Кондрата взволновали слова Озен-башлы о войне с турками. Не спал и Бурило. Старик долго ворочался с боку на бок и, наконец, чувствуя, что не заснет, встал с постели, набил трубку табаком, высек огонь и стал тормошить Кондрата.
– Слухай, крестник! Война с басурманами – дело серьезное. Надо нам добре подумать об этом.
– Я думаю, дед, ох, как думаю! – ответил Кондрат.
– Так вот. Надо тебе с казаками, как в силу войдешь, в Бериславль ехать. Перед набегом слышал я, что там сбор назначен для нас, сечевиков. Собирают там войско верных казаков.
– Дед, я ж неверный…
– А ты слухай, крестник, старого… Коли война, то с казака все грехи снимаются прежние. Езжай туда, и ничего тебе не будет от начальства. Понял?

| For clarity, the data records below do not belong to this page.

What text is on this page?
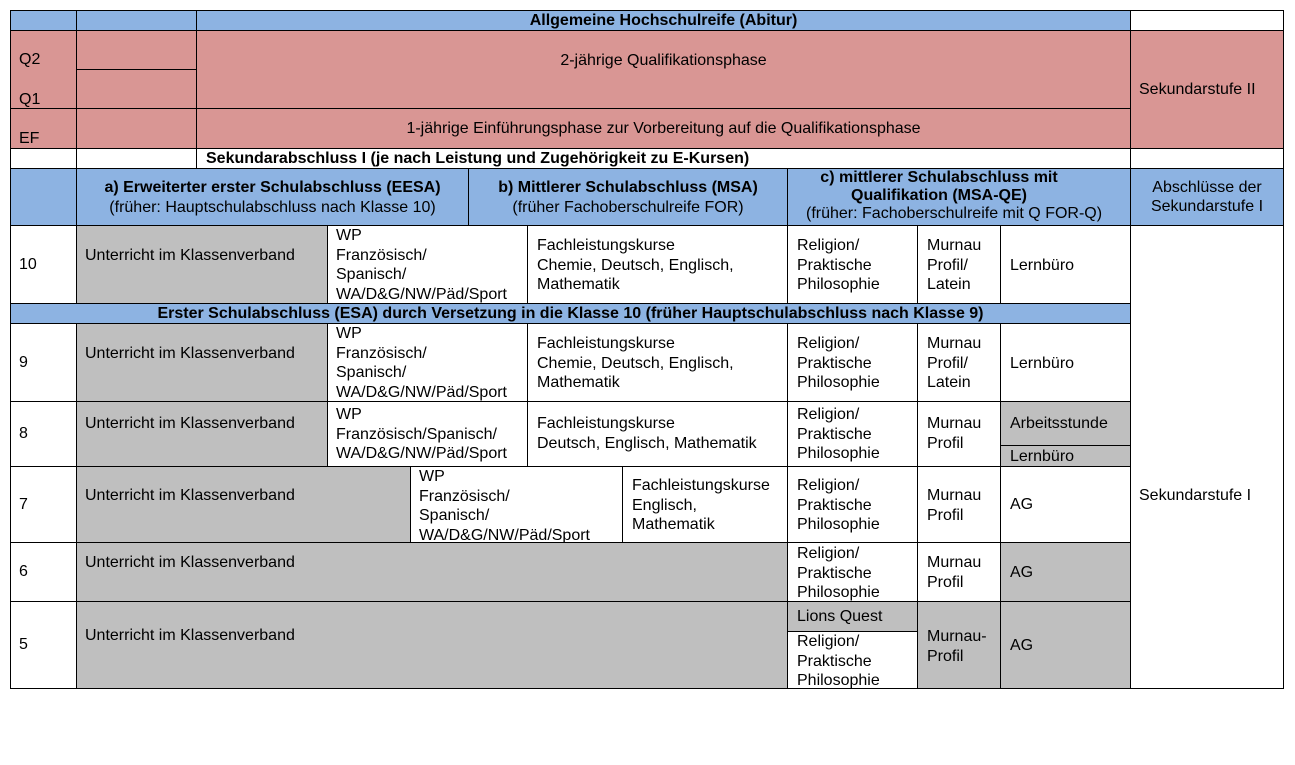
Allgemeine Hochschulreife (Abitur)
Q2
Q1
2-jährige Qualifikationsphase
EF
1-jährige Einführungsphase zur Vorbereitung auf die Qualifikationsphase
Sekundarstufe II
Sekundarabschluss I (je nach Leistung und Zugehörigkeit zu E-Kursen)
a) Erweiterter erster Schulabschluss (EESA)
(früher: Hauptschulabschluss nach Klasse 10)
b) Mittlerer Schulabschluss (MSA)
(früher Fachoberschulreife FOR)
c) mittlerer Schulabschluss mit
Qualifikation (MSA-QE)
(früher: Fachoberschulreife mit Q FOR-Q)
Abschlüsse der
Sekundarstufe I
10
Unterricht im Klassenverband
WP
Französisch/
Spanisch/
WA/D&G/NW/Päd/Sport
Fachleistungskurse
Chemie, Deutsch, Englisch,
Mathematik
Religion/
Praktische
Philosophie
Murnau
Profil/
Latein
Lernbüro
Erster Schulabschluss (ESA) durch Versetzung in die Klasse 10 (früher Hauptschulabschluss nach Klasse 9)
Sekundarstufe I
9
Unterricht im Klassenverband
WP
Französisch/
Spanisch/
WA/D&G/NW/Päd/Sport
Fachleistungskurse
Chemie, Deutsch, Englisch,
Mathematik
Religion/
Praktische
Philosophie
Murnau
Profil/
Latein
Lernbüro
8
Unterricht im Klassenverband
WP
Französisch/Spanisch/
WA/D&G/NW/Päd/Sport
Fachleistungskurse
Deutsch, Englisch, Mathematik
Religion/
Praktische
Philosophie
Murnau
Profil
Arbeitsstunde
Lernbüro
7
Unterricht im Klassenverband
WP
Französisch/
Spanisch/
WA/D&G/NW/Päd/Sport
Fachleistungskurse
Englisch,
Mathematik
Religion/
Praktische
Philosophie
Murnau
Profil
AG
6
Unterricht im Klassenverband
Religion/
Praktische
Philosophie
Murnau
Profil
AG
5
Unterricht im Klassenverband
Lions Quest
Religion/
Praktische
Philosophie
Murnau-
Profil
AG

– А как же с Маринкой? – спросил Кондрат старика. – Выручать ее надо – сердце болит.
– Коли турка побьем, то и Маринку вызволим. А не побьем, так все пропадем: и Маринка, и мы. А сердце болит – так ты уйми его, крестник. Не время теперь сердцу по девке болеть. Война. Мне тоже в молодости нелегко было, – раскурил трубку Бурило. – Но с пути верного я не сворачивал. В молодости мне пришлось хорошую дивчину бросить, когда с Орловщины, из России самой, от помещика лютого бежал я на Низ, на Сечь, значит. Там-то я казаком вольным стал. Ивашкой Авиловым я тогда звался. Это на Запорожье за горячий нрав нарекли меня Бурилой.
И как ни болело сердце мое, но, когда война была, всегда я за нее, за Россию, значит, воевал… Вот оно дело какое. Поэтому, как в силу войдешь, крестник, немедля езжай на казачий сбор да товарищей своих прихвати. А я с Лукой в Хаджибей пойду, буду искать след внучки.
Далеко за полночь, позабыв о сне, беседовали они.
Встреча
Перестали кружить по степи метели, начали таять снега. По склонам курганов потекли ручьи.
К этому времени твердыми рубцами затянулись казачьи раны – дед Бурило оказался добрым лекарем. Лишь одной раны не мог он вылечить своими травами – тоски. Тоски по загубленным, угнанным в неволю родичам.
В погожие весенние дни стало совсем невмоготу жить сечевикам одним в опустевшей слободе. Здесь каждая разоренная ордынцами понора, каждая могила напоминала о несчастье. Пришла пора снова отправляться на поиски полоненных слобожан, на новые битвы – рассчитаться с врагами за все обиды. И как только солнышко подсушило немного размокшую землю, начали казаки собираться в поход.
Даже старый бобыль Максим Корж, который уже много лет жил один-одинешенек, и то не захотел оставаться в слободе.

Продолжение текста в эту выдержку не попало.